Regulator says Fukushima operator gave misleading data
By MARI YAMAGUCHI
The Associated Press | September 06,2013
Japan’s Nuclear Regulation Authority Chairman Shunichi Tanaka speaks during a press conference in Tokyo. Japan’s nuclear regulator has criticized the operator of the country’s wrecked nuclear plant for providing improper data and explanations about widening radiation-contaminated water leaks and unnecessarily fanning fears.
TOKYO — Japan’s nuclear regulator harshly criticized the operator of the damaged Fukushima power plant on Thursday, saying it released misleading data about recent leaks of radioactive water that fanned fears excessively.
Nuclear Regulation Authority Chairman Shunichi Tanaka said Tokyo Electric Power Co.’s inadequate expertise caused it to misrepresent key radiation data about the leaks, and suggested it needed more hands-on guidance.

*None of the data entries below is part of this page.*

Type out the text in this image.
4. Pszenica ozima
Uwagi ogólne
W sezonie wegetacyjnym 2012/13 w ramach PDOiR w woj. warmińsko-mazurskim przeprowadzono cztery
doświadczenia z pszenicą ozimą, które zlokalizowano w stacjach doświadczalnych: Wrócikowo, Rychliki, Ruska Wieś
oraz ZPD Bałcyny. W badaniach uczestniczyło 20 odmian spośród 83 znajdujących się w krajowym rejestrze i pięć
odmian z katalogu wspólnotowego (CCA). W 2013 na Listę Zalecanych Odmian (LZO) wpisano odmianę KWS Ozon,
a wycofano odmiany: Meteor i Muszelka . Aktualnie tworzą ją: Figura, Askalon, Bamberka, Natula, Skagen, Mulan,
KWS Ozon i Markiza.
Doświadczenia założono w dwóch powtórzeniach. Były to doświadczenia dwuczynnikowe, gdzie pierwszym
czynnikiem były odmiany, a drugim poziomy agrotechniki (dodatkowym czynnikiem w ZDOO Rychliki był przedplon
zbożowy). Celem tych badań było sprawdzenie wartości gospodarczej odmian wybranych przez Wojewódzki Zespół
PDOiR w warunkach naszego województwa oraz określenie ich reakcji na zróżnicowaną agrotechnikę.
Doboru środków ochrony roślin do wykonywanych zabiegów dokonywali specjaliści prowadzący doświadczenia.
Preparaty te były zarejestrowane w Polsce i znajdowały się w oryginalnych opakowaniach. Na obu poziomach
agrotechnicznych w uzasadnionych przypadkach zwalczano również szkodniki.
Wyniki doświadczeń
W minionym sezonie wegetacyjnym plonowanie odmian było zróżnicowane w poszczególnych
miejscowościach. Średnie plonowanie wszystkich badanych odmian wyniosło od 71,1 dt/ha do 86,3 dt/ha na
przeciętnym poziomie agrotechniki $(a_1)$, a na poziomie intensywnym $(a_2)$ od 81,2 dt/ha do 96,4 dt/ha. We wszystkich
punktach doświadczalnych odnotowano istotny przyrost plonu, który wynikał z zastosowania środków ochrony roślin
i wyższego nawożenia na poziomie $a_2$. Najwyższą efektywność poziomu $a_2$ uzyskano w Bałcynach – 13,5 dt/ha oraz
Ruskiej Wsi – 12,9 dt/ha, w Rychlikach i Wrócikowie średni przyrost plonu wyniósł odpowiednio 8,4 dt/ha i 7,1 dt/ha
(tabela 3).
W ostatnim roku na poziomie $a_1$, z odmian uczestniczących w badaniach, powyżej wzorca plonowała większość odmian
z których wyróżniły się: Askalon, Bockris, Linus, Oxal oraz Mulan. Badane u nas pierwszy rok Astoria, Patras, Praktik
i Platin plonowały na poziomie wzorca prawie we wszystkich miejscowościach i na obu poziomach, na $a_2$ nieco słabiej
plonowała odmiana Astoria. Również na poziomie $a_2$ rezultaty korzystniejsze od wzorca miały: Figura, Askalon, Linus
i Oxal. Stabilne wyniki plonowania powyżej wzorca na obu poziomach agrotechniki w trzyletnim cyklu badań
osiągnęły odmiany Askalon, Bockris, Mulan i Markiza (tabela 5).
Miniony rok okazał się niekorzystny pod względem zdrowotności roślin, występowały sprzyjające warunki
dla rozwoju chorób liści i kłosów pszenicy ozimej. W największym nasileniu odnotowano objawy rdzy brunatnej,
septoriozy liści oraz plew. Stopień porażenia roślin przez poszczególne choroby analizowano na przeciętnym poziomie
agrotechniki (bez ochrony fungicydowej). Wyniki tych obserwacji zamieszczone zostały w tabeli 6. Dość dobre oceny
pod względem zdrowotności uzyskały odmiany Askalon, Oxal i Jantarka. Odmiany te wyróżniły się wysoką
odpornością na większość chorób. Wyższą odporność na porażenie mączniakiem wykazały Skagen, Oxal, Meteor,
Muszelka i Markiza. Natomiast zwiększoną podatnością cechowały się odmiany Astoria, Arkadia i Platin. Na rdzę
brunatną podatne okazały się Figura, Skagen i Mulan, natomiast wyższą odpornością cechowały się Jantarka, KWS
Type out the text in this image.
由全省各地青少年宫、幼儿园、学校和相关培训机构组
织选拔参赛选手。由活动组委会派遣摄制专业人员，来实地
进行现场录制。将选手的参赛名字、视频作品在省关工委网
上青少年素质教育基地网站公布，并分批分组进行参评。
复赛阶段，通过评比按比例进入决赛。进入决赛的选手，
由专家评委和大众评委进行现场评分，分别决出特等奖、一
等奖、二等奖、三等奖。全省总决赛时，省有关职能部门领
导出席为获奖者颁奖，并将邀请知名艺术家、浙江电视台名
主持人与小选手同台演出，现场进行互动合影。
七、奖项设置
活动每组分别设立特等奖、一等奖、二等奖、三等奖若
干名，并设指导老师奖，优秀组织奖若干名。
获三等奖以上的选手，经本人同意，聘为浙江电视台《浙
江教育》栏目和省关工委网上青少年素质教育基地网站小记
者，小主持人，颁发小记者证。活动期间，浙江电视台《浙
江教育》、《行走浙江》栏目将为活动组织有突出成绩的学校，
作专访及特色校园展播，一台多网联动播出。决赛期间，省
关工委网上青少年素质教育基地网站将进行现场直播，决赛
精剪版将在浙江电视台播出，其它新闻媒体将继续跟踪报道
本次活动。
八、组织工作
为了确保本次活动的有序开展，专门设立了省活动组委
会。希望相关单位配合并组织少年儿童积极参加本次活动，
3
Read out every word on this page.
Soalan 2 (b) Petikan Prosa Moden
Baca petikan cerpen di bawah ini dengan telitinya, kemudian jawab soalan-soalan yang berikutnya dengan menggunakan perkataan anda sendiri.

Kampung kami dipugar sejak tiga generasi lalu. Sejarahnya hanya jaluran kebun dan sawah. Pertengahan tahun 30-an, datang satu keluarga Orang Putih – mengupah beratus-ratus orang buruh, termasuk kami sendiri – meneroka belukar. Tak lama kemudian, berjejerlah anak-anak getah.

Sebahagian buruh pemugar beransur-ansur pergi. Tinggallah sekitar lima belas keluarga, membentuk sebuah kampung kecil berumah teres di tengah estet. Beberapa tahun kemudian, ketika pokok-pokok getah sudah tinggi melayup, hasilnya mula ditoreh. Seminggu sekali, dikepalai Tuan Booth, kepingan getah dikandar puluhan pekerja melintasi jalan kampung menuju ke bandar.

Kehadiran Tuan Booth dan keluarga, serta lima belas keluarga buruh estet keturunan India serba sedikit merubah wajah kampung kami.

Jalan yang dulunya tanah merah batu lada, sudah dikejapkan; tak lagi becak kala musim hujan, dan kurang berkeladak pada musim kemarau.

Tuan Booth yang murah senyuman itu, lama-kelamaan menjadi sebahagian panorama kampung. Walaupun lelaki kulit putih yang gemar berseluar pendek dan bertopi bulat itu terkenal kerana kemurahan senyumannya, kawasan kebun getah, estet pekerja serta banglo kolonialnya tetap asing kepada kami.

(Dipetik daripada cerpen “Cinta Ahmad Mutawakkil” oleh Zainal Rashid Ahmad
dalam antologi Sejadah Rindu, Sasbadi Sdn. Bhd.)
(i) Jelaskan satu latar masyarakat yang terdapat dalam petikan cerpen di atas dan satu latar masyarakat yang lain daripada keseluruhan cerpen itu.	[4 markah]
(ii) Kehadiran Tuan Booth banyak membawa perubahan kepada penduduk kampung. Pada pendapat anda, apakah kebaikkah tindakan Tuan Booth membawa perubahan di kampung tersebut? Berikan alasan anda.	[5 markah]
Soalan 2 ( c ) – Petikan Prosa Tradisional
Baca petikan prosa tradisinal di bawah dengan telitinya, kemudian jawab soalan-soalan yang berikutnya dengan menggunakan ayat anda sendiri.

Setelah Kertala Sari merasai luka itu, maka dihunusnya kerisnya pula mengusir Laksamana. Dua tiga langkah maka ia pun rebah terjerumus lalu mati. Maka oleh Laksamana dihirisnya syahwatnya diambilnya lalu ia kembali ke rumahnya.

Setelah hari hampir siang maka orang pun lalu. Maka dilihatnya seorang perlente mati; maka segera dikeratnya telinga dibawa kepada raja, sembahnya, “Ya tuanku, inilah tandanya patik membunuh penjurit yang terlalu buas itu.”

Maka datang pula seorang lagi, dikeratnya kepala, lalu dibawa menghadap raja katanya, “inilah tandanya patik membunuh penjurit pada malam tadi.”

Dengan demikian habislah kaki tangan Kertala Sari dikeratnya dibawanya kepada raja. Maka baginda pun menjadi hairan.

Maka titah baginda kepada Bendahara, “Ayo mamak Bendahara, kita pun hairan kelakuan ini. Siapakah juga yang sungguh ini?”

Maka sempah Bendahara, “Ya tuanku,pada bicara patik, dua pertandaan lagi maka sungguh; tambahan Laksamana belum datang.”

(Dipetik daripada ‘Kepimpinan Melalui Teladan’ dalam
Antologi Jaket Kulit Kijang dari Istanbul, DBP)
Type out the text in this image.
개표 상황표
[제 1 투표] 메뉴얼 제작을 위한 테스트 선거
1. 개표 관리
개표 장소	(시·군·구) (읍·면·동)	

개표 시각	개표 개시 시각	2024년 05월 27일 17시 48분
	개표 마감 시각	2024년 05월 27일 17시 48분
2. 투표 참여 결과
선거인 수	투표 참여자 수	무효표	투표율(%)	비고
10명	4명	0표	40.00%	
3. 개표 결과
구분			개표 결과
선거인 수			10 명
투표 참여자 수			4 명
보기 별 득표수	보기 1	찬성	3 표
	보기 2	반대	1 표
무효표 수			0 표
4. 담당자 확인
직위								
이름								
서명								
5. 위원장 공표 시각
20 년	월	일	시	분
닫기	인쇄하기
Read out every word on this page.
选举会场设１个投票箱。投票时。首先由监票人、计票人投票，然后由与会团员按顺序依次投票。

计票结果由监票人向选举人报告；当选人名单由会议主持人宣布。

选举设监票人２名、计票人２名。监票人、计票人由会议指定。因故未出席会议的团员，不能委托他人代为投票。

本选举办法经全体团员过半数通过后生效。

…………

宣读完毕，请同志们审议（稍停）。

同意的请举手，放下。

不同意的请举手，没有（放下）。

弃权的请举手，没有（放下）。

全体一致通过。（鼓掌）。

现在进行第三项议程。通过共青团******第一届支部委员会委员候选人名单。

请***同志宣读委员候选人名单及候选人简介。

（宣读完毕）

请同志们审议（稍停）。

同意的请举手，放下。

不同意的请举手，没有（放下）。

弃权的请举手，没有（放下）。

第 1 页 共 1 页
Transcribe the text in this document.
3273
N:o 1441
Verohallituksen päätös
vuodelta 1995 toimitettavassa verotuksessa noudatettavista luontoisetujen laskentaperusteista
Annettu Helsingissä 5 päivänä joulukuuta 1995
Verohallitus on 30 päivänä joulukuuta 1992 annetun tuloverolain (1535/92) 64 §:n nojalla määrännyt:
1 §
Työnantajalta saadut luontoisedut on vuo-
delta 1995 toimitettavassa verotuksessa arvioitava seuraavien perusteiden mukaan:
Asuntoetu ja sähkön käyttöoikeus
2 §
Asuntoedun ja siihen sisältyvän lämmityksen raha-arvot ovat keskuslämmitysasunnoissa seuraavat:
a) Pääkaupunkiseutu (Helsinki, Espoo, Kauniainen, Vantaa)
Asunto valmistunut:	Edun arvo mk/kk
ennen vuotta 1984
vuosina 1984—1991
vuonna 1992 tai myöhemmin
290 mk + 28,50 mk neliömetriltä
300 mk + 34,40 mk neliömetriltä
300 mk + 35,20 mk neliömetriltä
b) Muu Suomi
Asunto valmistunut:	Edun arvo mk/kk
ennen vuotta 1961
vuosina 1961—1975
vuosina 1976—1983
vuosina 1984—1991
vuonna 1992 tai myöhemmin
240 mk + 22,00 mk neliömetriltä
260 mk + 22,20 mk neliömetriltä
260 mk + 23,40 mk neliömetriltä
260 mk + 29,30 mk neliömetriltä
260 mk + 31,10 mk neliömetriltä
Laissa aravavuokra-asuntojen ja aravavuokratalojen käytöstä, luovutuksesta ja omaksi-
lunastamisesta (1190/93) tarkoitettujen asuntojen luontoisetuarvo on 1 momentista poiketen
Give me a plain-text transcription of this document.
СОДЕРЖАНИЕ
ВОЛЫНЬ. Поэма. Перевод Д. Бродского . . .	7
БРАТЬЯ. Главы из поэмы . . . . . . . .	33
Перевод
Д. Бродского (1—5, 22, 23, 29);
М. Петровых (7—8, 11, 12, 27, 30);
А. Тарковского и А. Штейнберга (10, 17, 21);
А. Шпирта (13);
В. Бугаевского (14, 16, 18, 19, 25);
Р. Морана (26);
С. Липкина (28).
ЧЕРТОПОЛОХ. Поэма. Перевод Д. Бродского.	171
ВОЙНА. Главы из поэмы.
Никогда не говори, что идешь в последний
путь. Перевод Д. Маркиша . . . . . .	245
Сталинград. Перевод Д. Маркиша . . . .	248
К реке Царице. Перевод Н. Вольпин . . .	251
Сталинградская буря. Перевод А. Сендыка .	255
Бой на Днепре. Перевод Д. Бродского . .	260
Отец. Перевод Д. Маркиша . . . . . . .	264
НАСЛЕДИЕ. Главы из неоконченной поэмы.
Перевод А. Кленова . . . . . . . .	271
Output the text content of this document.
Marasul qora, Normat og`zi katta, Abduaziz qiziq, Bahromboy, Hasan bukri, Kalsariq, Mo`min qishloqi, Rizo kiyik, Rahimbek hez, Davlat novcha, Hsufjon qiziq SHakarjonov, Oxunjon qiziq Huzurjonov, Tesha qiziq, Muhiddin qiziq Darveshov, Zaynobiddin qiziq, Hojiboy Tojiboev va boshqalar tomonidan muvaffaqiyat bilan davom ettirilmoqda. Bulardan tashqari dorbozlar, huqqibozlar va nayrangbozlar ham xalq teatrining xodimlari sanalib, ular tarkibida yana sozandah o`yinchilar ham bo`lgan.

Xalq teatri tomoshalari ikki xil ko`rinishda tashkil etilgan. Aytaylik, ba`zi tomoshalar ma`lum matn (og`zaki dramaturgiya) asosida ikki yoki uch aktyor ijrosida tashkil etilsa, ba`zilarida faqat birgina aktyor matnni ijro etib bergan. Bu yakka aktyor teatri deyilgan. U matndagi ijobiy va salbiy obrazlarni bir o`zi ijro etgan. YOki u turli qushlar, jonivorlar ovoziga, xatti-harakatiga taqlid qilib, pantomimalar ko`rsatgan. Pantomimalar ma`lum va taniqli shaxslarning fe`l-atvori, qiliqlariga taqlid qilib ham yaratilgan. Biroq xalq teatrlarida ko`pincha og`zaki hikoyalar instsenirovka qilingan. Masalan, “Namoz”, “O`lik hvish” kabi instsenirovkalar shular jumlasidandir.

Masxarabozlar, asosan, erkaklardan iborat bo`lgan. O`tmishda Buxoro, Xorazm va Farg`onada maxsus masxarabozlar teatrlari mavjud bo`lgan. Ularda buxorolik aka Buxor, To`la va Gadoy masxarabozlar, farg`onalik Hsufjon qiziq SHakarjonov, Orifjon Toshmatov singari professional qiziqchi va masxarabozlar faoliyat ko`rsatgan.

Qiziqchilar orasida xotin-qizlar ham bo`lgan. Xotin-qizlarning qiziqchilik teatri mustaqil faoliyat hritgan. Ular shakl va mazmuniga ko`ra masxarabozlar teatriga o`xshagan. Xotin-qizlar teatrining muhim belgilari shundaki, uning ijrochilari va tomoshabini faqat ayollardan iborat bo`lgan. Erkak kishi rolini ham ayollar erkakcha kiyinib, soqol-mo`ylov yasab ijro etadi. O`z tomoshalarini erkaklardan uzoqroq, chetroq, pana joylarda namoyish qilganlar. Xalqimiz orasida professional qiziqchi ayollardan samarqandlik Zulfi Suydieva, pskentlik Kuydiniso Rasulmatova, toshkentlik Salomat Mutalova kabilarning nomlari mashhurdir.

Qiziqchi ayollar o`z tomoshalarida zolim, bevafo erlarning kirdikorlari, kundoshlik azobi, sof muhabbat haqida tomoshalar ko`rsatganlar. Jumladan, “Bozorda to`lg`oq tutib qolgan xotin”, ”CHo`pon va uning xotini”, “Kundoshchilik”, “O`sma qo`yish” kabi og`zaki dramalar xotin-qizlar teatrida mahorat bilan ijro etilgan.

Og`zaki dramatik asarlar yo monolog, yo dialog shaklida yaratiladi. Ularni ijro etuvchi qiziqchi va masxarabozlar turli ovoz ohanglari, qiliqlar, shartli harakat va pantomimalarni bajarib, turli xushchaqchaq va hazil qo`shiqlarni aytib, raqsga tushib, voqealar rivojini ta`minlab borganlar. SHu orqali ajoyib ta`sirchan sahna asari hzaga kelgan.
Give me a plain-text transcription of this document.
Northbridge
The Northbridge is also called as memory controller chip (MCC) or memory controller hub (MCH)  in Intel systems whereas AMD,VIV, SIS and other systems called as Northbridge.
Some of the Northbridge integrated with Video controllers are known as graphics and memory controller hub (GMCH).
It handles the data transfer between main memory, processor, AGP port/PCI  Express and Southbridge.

“I’ve come to think they need to be spoon-fed,” Tanaka said. “It is regrettable that TEPCO has caused confusion and fear in the international community by spreading misleading information.”
Tanaka was particularly concerned about reports in foreign media that described the recent leaks at the Fukushima Dai-ichi plant as a new catastrophe.
The government announced plans Tuesday to fund some measures to contain the leaks. A recent rush of remarks and actions by Japanese officials are widely seen as an attempt to stress Tokyo’s safety ahead of a vote by the International Olympic Committee on Sunday to pick the host of the 2020 Olympics. Tokyo is a front-runner.
TEPCO has previously been criticized for numerous delays in releasing information and in responding to problems at the damaged plant.
TEPCO acknowledged in July that contaminated underground water has been flowing into the Pacific Ocean since soon after a massive earthquake and tsunami hit the plant in 2001, knocking out its power and cooling systems and causing three reactors to melt.
Recent leaks of radioactive water from storage tanks have added to fears that TEPCO is unable to cope with the large amounts of contaminated water generated by the process of cooling the nuclear fuel in the damaged reactors.
Tanaka said TEPCO improperly described the radioactivity of “hot spots” recently found near water storage tanks using a unit that measures potential human exposure levels instead of one that measures the level of radioactivity of the water itself.
“Nobody in the world does that,” he said. “It’s scientifically nonsense.”
He said TEPCO often seems to release unconfirmed information to avoid being accused of covering up.
More than 1,000 tanks have been hastily built at the plant to store more than 335,000 tons of partially treated radioactive water. The amount of radioactive water grows by 400 tons daily.